Question

If you have six people in a room, and each person shakes hands with every other person exactly once, how many total handshakes happen?
@phi @amistre64 @AkashdeepDeb @hartnn @ranga

Answer 1

36

Answer 2

There are no choices of 36.

Answer 3

what are the choices?

Answer 4

From 6 people you have TO SELECT 2 poeple for a hand shake.

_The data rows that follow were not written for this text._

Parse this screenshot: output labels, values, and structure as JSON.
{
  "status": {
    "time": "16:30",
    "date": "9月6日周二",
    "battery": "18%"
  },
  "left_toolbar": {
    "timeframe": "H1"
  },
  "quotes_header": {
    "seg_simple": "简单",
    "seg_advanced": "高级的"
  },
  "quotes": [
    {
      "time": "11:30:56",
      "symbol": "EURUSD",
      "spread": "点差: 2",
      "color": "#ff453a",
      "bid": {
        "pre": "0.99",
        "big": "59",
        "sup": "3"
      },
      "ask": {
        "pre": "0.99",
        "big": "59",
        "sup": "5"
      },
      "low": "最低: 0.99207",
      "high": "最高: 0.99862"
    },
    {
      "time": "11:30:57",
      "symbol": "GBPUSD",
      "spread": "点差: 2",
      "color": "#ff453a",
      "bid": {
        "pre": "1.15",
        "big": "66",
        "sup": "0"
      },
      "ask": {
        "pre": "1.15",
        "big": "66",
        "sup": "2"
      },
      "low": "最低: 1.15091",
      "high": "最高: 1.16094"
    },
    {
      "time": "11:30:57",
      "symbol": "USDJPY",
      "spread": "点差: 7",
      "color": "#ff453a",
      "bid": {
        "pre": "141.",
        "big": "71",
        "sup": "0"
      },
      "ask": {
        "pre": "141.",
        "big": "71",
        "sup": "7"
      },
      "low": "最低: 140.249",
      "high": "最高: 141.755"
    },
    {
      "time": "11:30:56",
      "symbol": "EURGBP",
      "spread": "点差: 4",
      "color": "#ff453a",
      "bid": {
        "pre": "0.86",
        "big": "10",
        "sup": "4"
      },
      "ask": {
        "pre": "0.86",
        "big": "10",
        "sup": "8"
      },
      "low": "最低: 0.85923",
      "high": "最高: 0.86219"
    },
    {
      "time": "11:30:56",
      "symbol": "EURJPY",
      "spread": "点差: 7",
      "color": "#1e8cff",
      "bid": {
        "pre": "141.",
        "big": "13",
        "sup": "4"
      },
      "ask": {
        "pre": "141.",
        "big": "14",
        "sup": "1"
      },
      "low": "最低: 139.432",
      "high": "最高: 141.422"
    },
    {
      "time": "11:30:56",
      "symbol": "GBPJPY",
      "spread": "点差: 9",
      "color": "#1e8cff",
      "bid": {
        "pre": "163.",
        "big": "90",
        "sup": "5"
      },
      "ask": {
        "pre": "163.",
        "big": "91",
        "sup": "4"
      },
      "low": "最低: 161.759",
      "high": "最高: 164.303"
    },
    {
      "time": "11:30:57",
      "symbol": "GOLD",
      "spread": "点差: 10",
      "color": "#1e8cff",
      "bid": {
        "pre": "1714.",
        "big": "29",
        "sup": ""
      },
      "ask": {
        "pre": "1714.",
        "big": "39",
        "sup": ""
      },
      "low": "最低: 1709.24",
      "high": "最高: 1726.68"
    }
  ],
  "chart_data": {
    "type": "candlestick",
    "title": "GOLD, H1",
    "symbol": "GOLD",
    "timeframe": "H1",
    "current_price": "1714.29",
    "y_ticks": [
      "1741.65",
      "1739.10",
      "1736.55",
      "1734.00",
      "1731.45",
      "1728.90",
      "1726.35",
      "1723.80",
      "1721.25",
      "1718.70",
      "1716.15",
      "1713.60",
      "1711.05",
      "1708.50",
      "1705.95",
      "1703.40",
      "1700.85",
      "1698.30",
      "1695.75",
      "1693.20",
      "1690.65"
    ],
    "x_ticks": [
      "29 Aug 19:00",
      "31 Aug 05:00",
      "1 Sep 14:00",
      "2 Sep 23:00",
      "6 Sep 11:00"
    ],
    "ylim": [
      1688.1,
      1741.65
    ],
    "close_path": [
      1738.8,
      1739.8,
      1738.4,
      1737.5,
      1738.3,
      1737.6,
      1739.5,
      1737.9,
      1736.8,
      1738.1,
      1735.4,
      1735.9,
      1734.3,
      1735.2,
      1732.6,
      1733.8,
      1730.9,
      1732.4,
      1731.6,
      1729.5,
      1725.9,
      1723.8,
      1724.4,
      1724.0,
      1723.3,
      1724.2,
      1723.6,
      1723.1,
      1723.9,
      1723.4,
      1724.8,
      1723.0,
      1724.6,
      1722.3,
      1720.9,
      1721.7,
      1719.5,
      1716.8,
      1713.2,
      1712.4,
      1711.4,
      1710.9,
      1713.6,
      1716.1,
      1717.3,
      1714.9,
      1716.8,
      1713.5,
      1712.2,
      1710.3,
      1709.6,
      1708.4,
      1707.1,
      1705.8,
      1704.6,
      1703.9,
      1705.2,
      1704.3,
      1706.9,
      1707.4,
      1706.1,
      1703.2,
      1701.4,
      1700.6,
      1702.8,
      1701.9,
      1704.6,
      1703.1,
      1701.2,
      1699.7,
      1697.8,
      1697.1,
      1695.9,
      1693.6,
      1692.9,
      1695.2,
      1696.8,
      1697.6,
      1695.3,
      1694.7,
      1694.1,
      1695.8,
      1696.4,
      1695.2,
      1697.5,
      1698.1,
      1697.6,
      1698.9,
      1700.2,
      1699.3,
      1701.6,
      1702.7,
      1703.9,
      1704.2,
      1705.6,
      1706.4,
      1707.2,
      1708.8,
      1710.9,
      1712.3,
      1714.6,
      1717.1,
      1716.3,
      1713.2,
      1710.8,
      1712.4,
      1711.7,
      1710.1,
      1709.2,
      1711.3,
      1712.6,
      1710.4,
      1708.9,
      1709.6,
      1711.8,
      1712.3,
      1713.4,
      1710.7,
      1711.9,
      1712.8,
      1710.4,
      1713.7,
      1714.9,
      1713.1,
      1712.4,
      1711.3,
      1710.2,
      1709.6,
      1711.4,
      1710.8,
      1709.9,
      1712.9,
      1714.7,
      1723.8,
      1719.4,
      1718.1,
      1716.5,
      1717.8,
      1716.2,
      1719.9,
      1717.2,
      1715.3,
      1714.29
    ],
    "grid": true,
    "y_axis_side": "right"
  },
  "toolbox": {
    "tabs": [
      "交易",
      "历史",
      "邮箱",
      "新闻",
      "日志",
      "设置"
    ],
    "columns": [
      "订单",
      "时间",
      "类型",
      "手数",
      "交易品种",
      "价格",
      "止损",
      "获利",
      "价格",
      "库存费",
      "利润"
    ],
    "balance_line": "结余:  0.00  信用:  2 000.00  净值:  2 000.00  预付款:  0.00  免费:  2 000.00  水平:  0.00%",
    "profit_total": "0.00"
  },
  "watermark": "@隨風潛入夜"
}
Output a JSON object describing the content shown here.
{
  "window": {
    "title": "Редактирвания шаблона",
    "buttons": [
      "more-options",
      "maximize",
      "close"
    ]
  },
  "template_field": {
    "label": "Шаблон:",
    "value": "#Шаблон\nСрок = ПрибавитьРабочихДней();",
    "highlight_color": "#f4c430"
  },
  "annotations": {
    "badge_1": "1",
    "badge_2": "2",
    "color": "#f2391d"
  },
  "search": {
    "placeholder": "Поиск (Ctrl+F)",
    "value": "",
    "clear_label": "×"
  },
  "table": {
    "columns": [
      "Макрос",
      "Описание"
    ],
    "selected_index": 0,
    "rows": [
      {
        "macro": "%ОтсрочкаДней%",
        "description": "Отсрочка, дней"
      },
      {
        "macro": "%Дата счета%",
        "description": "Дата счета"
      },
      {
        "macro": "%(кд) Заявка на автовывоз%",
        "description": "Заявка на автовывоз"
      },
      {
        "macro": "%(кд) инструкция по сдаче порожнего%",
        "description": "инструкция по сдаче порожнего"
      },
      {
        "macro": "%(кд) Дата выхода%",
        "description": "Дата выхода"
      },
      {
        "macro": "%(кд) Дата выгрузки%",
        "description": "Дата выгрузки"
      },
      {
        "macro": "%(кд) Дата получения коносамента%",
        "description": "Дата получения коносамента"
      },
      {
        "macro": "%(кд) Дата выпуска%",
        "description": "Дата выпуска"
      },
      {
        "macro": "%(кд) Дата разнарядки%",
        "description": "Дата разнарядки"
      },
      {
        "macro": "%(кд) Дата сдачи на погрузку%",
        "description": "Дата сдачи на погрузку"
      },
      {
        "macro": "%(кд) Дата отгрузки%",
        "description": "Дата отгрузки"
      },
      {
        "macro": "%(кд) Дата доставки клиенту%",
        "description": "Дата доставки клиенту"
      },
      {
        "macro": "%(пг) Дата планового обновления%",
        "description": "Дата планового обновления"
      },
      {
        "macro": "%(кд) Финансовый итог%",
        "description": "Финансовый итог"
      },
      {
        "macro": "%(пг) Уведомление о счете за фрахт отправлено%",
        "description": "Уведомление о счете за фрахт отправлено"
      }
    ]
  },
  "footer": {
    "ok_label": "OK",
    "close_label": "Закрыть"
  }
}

So the solution would be 6C2 = 6 * 5 / 2 * 1 = 15 ways! :D

Answer 5

you wouldn't know because they shake hands with every other person?

Answer 6

@AkashdeepDeb Can you give me a more easier way to solve this problem?

Answer 7

Do you know combinations? :)

Answer 8

No

Answer 9

Can u explain it to me :)

Answer 10

Sure, but first, Do you know factorials?

Answer 11

No

Answer 12

I think then it'll take you some time and wouldn't be possible to teach on OS.

Answer 13

http://www.coolmath4kids.com/math_puzzles/h1-handshakes_sol5.html

Answer 14

one way is say: one person will shake hands with 5 other people
there are 6 people so 5*6 = 30
but, we are double counting (A with B is the same as B with A)
so 30/2 = 15 handshakes.

Answer 15

http://mathforum.org/library/drmath/sets/select/dm_handshakes.html

Answer 16

but 6 choose 2 is a nicer way to solve this problem

Answer 17

@phi 's explanation Is TOTALLY CORRECT.

That IS in fact, in short, the function of combinations in probability and in the fundamental principal of counting.

Answer 18

Thanks @AkashdeepDeb and @phi. I learned something new today :)

Answer 19

:)

Answer 20

one more way to look at it is,
the first person will shake hands with 5 other person, so \(\huge5\)
the 2nd person already shaked his hand with the 1st person, remaining shakes = \(\huge4\)
continuing this way, we get
5+4+3+2+1 = 15 ways

infact there a formula dedicated to this handshake problem, which directly comes from sum of 'n' natural number formula,
for n ppl, total handshakes will be
\(\large \dfrac{n(n-1)}{2}\)